Jealousy and in the Labyrinth

Alain Robbe-Grillet

Fiction / Nonfiction

From the Inside FlapHere, in one volume, are two remarkable novels by the chief spokesman of the so-called "new novel" which has caused such discussion and aroused such controversy. "Jealousy," said the New York Times Book Review "is a technical masterpiece, impeccably contrived." "It is an exhilirating challenge," said the San Francisco Chronicle. The Times Literary Supplement of London called Robbe-Grillet an "incomparable artist" and the Guardian termed Jealousy "an extraordinary book." In his native France, leading critic Maurice Nadeau wrote in France-Observateur that "In the Labyrinth is better than an excellent novel: it is a great work of literature," and fellow novelist and critic Claude Roy judged the same work Robbe-Grillet's "best book," while here in America the "Parade of Books" column called In the Labyrinth "a highly emotional experience for the reader" and went on to predict: "Robbe-Grillet will take his place in world literature as a successor of Balzac and Proust." This volume, which offers incisive essays on Robbe-Grillet by Professor Bruce Morrissette of the University of Chicago and by French critics Roland Barthes and Anne Minor, also contains a helpful bibliography of writings by and about the author.
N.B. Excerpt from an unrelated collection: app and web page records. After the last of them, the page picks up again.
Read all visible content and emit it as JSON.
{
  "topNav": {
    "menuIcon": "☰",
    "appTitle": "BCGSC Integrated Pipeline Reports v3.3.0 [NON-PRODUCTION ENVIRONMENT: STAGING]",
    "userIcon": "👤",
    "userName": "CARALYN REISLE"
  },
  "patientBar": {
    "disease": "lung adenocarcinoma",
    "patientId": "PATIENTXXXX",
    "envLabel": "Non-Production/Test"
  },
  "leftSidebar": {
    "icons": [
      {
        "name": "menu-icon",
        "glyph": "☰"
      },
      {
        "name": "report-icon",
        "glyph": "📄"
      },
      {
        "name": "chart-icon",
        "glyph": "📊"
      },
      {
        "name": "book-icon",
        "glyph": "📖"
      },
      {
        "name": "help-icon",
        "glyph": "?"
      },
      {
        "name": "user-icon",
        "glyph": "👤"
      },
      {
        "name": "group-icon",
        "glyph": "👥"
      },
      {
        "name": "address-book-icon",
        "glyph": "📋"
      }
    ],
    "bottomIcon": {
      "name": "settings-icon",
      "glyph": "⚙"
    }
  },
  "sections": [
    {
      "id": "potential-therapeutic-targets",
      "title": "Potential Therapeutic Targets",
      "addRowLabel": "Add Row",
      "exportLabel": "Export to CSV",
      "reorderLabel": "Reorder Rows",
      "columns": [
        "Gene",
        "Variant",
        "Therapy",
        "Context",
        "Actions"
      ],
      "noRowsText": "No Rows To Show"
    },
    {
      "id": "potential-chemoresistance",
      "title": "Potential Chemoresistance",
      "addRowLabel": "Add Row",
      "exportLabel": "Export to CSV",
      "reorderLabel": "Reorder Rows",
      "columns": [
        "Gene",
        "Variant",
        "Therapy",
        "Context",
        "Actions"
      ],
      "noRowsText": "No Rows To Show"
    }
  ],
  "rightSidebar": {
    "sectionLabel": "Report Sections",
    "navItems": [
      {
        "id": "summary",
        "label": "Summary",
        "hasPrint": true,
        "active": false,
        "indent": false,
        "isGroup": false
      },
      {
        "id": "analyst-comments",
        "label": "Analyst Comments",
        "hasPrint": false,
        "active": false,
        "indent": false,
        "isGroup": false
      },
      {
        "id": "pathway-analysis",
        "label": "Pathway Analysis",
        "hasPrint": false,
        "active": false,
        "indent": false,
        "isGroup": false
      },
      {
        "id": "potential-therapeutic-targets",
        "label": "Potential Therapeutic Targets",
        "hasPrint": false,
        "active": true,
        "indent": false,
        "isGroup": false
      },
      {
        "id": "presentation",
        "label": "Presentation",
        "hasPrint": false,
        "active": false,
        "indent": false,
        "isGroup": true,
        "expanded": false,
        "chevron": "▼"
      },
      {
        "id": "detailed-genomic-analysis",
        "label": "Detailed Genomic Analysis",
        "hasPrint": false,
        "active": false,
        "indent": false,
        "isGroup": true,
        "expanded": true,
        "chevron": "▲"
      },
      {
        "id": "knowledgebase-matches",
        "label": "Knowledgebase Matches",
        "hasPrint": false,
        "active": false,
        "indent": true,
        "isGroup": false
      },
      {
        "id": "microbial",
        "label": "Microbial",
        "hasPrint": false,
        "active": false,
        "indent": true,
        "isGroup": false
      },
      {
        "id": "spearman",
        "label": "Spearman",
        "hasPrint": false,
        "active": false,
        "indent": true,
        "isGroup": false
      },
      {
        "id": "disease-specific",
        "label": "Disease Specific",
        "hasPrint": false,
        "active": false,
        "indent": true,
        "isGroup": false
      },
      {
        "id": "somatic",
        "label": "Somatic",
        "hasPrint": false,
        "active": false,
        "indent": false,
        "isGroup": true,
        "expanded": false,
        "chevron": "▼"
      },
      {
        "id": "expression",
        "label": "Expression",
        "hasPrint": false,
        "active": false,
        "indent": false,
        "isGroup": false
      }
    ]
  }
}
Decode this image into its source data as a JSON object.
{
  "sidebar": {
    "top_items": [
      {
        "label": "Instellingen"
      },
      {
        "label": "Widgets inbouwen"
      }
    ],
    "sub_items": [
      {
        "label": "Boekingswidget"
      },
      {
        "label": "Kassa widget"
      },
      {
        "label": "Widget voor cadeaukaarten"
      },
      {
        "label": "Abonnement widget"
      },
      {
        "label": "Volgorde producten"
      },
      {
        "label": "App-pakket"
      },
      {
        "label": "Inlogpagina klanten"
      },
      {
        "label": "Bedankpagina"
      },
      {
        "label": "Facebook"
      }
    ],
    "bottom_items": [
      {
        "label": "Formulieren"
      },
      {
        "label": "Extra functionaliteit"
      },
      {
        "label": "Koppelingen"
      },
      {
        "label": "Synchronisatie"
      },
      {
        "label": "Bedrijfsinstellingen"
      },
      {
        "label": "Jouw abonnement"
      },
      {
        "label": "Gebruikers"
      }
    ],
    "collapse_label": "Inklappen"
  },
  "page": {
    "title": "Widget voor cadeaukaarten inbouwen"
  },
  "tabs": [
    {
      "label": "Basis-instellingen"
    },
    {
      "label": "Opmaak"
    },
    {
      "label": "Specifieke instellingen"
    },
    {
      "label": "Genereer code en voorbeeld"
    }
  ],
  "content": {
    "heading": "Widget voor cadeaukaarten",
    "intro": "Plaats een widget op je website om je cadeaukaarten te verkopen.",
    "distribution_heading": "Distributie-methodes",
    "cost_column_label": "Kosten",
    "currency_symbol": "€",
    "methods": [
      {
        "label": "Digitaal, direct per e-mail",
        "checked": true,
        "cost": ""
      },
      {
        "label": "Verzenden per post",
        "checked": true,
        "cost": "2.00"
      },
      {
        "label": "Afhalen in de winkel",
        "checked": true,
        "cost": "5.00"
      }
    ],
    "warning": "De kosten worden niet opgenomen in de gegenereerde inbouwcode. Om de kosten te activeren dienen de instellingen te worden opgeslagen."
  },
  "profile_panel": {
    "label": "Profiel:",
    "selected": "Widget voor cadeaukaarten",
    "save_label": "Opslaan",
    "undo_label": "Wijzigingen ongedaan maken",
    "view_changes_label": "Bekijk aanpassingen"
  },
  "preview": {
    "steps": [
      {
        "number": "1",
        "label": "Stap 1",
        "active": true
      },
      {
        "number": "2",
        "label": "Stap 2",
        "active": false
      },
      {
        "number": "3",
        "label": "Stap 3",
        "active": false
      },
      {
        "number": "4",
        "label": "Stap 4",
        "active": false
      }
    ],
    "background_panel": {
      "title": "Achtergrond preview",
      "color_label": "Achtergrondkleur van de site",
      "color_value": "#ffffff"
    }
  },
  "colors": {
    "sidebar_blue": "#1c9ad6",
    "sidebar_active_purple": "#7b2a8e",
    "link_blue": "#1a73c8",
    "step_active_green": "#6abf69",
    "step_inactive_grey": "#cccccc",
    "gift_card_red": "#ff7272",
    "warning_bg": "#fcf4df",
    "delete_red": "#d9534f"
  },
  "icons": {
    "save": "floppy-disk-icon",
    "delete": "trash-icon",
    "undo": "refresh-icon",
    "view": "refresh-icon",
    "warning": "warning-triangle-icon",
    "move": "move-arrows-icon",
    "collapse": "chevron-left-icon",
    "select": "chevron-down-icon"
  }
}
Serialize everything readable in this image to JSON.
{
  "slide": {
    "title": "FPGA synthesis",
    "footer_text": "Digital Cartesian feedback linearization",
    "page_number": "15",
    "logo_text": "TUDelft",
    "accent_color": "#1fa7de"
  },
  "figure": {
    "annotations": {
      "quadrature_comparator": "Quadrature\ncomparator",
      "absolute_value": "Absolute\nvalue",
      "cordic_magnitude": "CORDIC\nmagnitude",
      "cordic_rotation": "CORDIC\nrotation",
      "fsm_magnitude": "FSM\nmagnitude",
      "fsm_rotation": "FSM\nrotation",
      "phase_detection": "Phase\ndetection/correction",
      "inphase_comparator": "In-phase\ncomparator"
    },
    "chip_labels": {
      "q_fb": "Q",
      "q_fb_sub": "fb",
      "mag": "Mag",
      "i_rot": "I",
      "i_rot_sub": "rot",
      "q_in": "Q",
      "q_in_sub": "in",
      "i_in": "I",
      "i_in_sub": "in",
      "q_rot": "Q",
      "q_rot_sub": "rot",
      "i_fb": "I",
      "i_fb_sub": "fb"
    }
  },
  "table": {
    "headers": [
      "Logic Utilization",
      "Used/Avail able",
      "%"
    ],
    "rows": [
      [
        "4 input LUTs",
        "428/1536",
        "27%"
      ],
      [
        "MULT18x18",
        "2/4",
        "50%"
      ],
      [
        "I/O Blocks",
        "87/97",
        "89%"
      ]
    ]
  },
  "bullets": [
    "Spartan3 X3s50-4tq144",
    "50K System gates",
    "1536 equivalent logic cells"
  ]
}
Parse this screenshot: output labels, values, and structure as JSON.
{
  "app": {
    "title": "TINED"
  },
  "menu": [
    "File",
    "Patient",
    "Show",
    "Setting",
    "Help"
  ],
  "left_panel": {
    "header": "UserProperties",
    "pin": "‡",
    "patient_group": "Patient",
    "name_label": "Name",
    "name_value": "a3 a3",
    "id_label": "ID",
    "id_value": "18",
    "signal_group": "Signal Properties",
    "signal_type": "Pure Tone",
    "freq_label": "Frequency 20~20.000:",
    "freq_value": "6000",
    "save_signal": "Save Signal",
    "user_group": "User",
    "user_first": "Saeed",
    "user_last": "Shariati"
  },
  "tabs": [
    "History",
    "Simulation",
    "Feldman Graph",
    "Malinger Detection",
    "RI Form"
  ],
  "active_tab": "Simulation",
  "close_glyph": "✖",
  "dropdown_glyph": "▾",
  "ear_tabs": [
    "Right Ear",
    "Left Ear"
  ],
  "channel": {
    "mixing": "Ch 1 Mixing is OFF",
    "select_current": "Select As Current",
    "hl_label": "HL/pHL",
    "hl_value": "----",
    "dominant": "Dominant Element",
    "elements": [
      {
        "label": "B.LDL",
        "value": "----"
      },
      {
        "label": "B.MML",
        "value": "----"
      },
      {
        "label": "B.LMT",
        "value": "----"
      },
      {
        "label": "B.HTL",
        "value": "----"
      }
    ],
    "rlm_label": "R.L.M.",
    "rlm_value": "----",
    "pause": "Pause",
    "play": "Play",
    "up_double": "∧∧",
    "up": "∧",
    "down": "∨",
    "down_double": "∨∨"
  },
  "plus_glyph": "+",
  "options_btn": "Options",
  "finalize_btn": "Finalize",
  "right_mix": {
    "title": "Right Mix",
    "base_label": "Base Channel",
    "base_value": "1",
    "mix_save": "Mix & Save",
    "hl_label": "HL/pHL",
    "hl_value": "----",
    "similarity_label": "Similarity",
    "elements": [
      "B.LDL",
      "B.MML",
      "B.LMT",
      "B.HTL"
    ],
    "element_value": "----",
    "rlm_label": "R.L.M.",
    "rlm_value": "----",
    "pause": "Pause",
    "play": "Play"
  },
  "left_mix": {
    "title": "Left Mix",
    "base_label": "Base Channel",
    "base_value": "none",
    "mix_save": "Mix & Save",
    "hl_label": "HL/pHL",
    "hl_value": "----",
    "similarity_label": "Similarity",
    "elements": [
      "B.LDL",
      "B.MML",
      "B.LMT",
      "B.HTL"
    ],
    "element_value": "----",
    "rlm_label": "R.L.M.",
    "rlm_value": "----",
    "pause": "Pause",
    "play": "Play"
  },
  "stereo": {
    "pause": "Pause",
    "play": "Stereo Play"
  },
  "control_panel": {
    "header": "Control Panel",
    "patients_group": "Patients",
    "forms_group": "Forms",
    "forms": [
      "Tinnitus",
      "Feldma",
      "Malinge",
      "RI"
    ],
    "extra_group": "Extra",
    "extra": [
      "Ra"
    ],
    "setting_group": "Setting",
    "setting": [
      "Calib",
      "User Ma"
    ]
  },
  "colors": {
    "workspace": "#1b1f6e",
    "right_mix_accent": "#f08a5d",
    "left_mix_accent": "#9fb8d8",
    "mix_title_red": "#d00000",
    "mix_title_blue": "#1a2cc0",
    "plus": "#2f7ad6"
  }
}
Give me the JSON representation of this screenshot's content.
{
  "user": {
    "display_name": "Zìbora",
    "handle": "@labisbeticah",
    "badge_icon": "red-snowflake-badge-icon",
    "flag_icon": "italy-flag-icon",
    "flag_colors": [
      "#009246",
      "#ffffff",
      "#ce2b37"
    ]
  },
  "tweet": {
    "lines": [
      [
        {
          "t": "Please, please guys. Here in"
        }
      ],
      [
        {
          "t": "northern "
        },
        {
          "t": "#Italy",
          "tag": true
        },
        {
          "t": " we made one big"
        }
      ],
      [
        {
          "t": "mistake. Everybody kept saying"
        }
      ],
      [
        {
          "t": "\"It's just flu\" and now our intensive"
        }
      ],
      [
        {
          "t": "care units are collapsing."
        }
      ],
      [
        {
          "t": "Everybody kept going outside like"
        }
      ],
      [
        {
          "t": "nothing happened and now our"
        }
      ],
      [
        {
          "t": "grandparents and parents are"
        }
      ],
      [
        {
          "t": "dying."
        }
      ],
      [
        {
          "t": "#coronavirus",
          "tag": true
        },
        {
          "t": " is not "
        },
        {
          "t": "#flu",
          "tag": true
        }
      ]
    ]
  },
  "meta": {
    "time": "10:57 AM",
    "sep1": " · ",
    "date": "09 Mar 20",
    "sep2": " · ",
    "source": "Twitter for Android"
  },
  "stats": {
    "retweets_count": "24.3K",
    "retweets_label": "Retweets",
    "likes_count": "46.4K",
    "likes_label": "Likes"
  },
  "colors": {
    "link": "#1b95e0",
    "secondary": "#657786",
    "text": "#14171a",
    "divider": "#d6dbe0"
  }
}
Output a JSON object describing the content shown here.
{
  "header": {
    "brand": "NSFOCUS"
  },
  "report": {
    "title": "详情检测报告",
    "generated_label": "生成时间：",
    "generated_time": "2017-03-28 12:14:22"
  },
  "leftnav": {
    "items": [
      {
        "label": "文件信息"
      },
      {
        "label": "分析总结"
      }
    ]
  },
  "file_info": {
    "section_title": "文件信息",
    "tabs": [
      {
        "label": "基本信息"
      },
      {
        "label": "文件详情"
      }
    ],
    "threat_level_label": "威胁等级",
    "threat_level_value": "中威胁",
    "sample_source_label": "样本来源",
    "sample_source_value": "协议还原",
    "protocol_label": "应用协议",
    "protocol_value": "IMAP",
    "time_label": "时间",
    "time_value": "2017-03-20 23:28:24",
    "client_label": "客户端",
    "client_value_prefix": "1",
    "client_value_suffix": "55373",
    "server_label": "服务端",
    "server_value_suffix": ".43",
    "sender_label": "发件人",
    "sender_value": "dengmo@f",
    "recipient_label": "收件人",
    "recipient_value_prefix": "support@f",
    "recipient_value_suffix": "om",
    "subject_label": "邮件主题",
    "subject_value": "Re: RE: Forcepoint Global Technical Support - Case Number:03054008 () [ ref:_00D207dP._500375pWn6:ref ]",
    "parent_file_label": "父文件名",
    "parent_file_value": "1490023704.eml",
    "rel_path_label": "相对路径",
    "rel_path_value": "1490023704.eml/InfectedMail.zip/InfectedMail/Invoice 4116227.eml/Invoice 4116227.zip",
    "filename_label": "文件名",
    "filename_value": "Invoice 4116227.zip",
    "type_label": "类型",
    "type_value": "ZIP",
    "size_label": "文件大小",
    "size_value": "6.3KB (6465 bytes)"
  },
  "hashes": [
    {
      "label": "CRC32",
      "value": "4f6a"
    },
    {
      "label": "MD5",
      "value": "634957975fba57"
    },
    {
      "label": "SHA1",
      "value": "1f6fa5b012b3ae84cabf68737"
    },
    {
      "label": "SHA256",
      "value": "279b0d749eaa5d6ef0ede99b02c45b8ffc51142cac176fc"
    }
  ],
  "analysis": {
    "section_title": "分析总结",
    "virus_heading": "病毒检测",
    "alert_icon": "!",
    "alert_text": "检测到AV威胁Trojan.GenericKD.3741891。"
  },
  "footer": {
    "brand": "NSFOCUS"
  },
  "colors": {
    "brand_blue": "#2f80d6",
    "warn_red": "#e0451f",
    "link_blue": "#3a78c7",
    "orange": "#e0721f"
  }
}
Alain Robbe-Grillet was born in 1922 in Brest, France. The Erasers, his first novel, was published in 1953, and as his next novels appeared--The Voyeur in 1955, Jealousy in 1957, In the Labyrinth in 1959, and La Maison de Rendez-vous in 1965--his importance as the chief spokesman for the noveau roman became apparent. He gives his own theories of the novel in a collection of essays, For a New Novel. Robbe-Grillet wrote the film script for Last Year at Marienbad.